José Rafael Pérez Venta, who has been arrested in relation to the discovery of the body of 53-year-old Liana Hergueta, is the star of a new video airing multiple times on Venezuelan television in which he claims he was deeply embedded in the anti-socialist Venezuelan resistance, and the Sen. Rubio, Rep. Ros-Lehtinen, and Phil Laidlaw, an employee at the American embassy in Caracas paid for counter-revolutionary activity through a woman named Betti Grossi. He claims Laidlaw paid him personally $1,000.
Pérez Venta also accuses senior members of the Venezuelan resistance movement, including ousted legislator María Corina Machado and political prisoner Leopoldo López, of being involved in the conspiracy. On the American side, he claimed for good measure that actress María Conchita Alonso also had a hand in the scheme, as well as former Colombian President Álvaro Uribe.
He does not specify what he was paid to do. A Twitter account baring his name prominently features images of the Venezuelan opposition leadership, though it is not confirmed whether he controls this account.

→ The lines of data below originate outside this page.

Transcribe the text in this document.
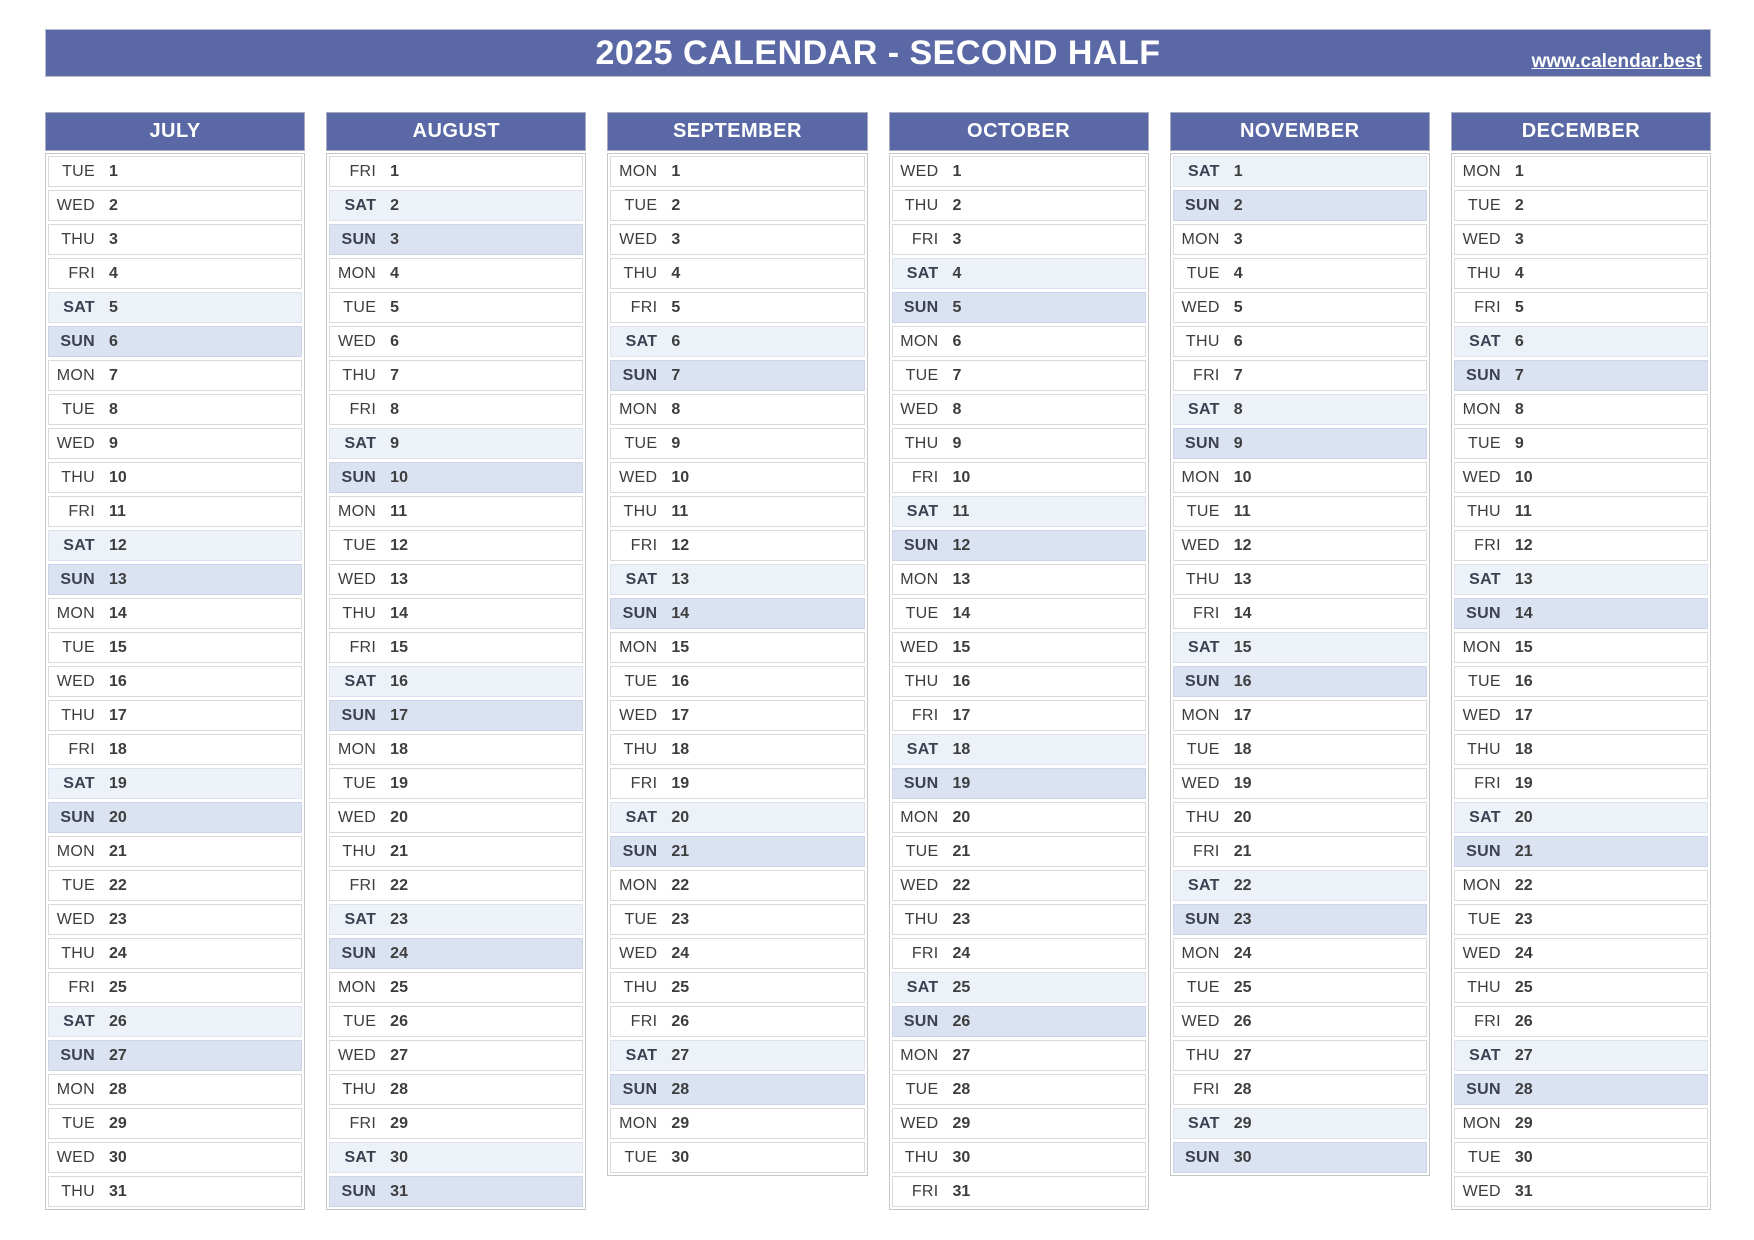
2025 CALENDAR - SECOND HALF	www.calendar.best
JULY
TUE 1
WED 2
THU 3
FRI 4
SAT 5
SUN 6
MON 7
TUE 8
WED 9
THU 10
FRI 11
SAT 12
SUN 13
MON 14
TUE 15
WED 16
THU 17
FRI 18
SAT 19
SUN 20
MON 21
TUE 22
WED 23
THU 24
FRI 25
SAT 26
SUN 27
MON 28
TUE 29
WED 30
THU 31
AUGUST
FRI 1
SAT 2
SUN 3
MON 4
TUE 5
WED 6
THU 7
FRI 8
SAT 9
SUN 10
MON 11
TUE 12
WED 13
THU 14
FRI 15
SAT 16
SUN 17
MON 18
TUE 19
WED 20
THU 21
FRI 22
SAT 23
SUN 24
MON 25
TUE 26
WED 27
THU 28
FRI 29
SAT 30
SUN 31
SEPTEMBER
MON 1
TUE 2
WED 3
THU 4
FRI 5
SAT 6
SUN 7
MON 8
TUE 9
WED 10
THU 11
FRI 12
SAT 13
SUN 14
MON 15
TUE 16
WED 17
THU 18
FRI 19
SAT 20
SUN 21
MON 22
TUE 23
WED 24
THU 25
FRI 26
SAT 27
SUN 28
MON 29
TUE 30
OCTOBER
WED 1
THU 2
FRI 3
SAT 4
SUN 5
MON 6
TUE 7
WED 8
THU 9
FRI 10
SAT 11
SUN 12
MON 13
TUE 14
WED 15
THU 16
FRI 17
SAT 18
SUN 19
MON 20
TUE 21
WED 22
THU 23
FRI 24
SAT 25
SUN 26
MON 27
TUE 28
WED 29
THU 30
FRI 31
NOVEMBER
SAT 1
SUN 2
MON 3
TUE 4
WED 5
THU 6
FRI 7
SAT 8
SUN 9
MON 10
TUE 11
WED 12
THU 13
FRI 14
SAT 15
SUN 16
MON 17
TUE 18
WED 19
THU 20
FRI 21
SAT 22
SUN 23
MON 24
TUE 25
WED 26
THU 27
FRI 28
SAT 29
SUN 30
DECEMBER
MON 1
TUE 2
WED 3
THU 4
FRI 5
SAT 6
SUN 7
MON 8
TUE 9
WED 10
THU 11
FRI 12
SAT 13
SUN 14
MON 15
TUE 16
WED 17
THU 18
FRI 19
SAT 20
SUN 21
MON 22
TUE 23
WED 24
THU 25
FRI 26
SAT 27
SUN 28
MON 29
TUE 30
WED 31
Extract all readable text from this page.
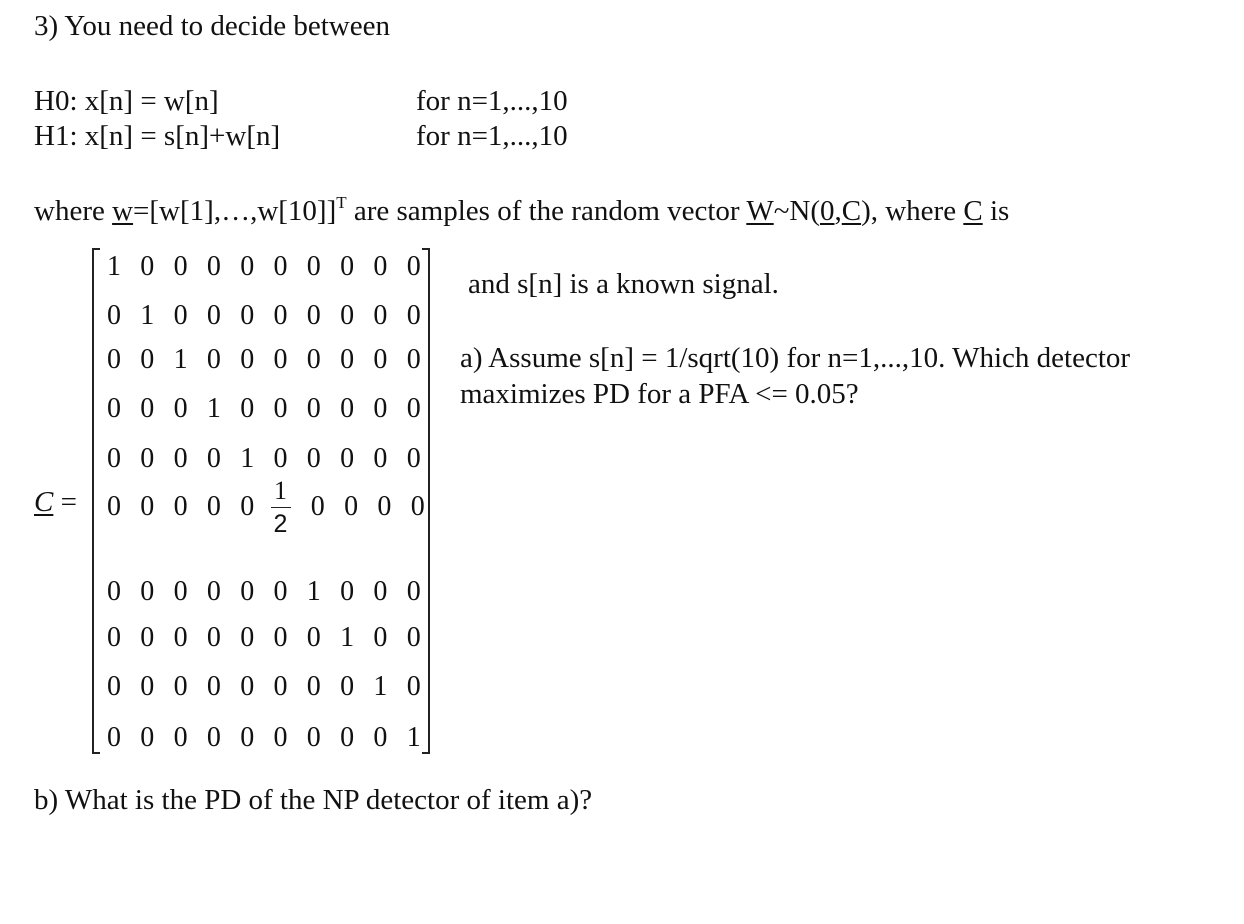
3) You need to decide between
H0: x[n] = w[n]	for n=1,...,10
H1: x[n] = s[n]+w[n]	for n=1,...,10
where w=[w[1],…,w[10]]$^T$ are samples of the random vector W~N(0,C), where C is
C =
1 0 0 0 0 0 0 0 0 0
0 1 0 0 0 0 0 0 0 0
0 0 1 0 0 0 0 0 0 0
0 0 0 1 0 0 0 0 0 0
0 0 0 0 1 0 0 0 0 0
0 0 0 0 0
1
2
0 0 0 0
0 0 0 0 0 0 1 0 0 0
0 0 0 0 0 0 0 1 0 0
0 0 0 0 0 0 0 0 1 0
0 0 0 0 0 0 0 0 0 1
and s[n] is a known signal.
a) Assume s[n] = 1/sqrt(10) for n=1,...,10. Which detector
maximizes PD for a PFA <= 0.05?
b) What is the PD of the NP detector of item a)?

The video first aired on Venezuelan television on Tuesday. Venezuelan President and television host Nicolás Maduro claimed Pérez Venta was one of a large group of members of “30 groups trained and financed through Colombia, through Álvaro Uribe’s paramilitaries.” “This group, connected to the highest levels of Colombian right-wing leadership as well as the Venezuelan right, had plans to assassinate well-known political leaders.”
Venezuela’s second-in-command and accused drug lord Diosdado Cabello also aired the video on his TV show, where he accused all the Americans implicated of being “rotten perverts.”
Neither Pérez Venta in the video nor the government officials promoting it have connected Hergueta’s murder to the greater political scheme proposed.
On his television program, Cabello mentions a woman named Araminta González, who was arrested under terrorism charges for allegedly plotting to attack the Venezuelan socialist regime. He notes that “cooperating patriots” handed her over to authorities, without noting that Pérez Venta himself turned her in.
The Pan-American Post notes that a report from a Spanish outlet found that Pérez Venta and an accomplice robbed González while having convinced her to let them stay in her home. The latter report is from May 2015, long before Pérez Venta became a household name in Venezuela. The Post then did a background internet search on Pérez Venta, finding that his Twitter account posted pro-Chávez and pro-socialist propaganda long before switching sides (the account was opened in 2010) and that photos of him appear in official Armed Forces papers, suggesting he once served under military chief Cabello.
“Nicolas Maduro has said the late Hugo Chavez once visited him as a reincarnated bird, and it sounds like he’s having another similar episode,” Sen. Rubio said of the affair to The Miami Herald, adding that Maduro was “a corrupt clown.” Rep. Ros-Lehtinen called it a “distraction.”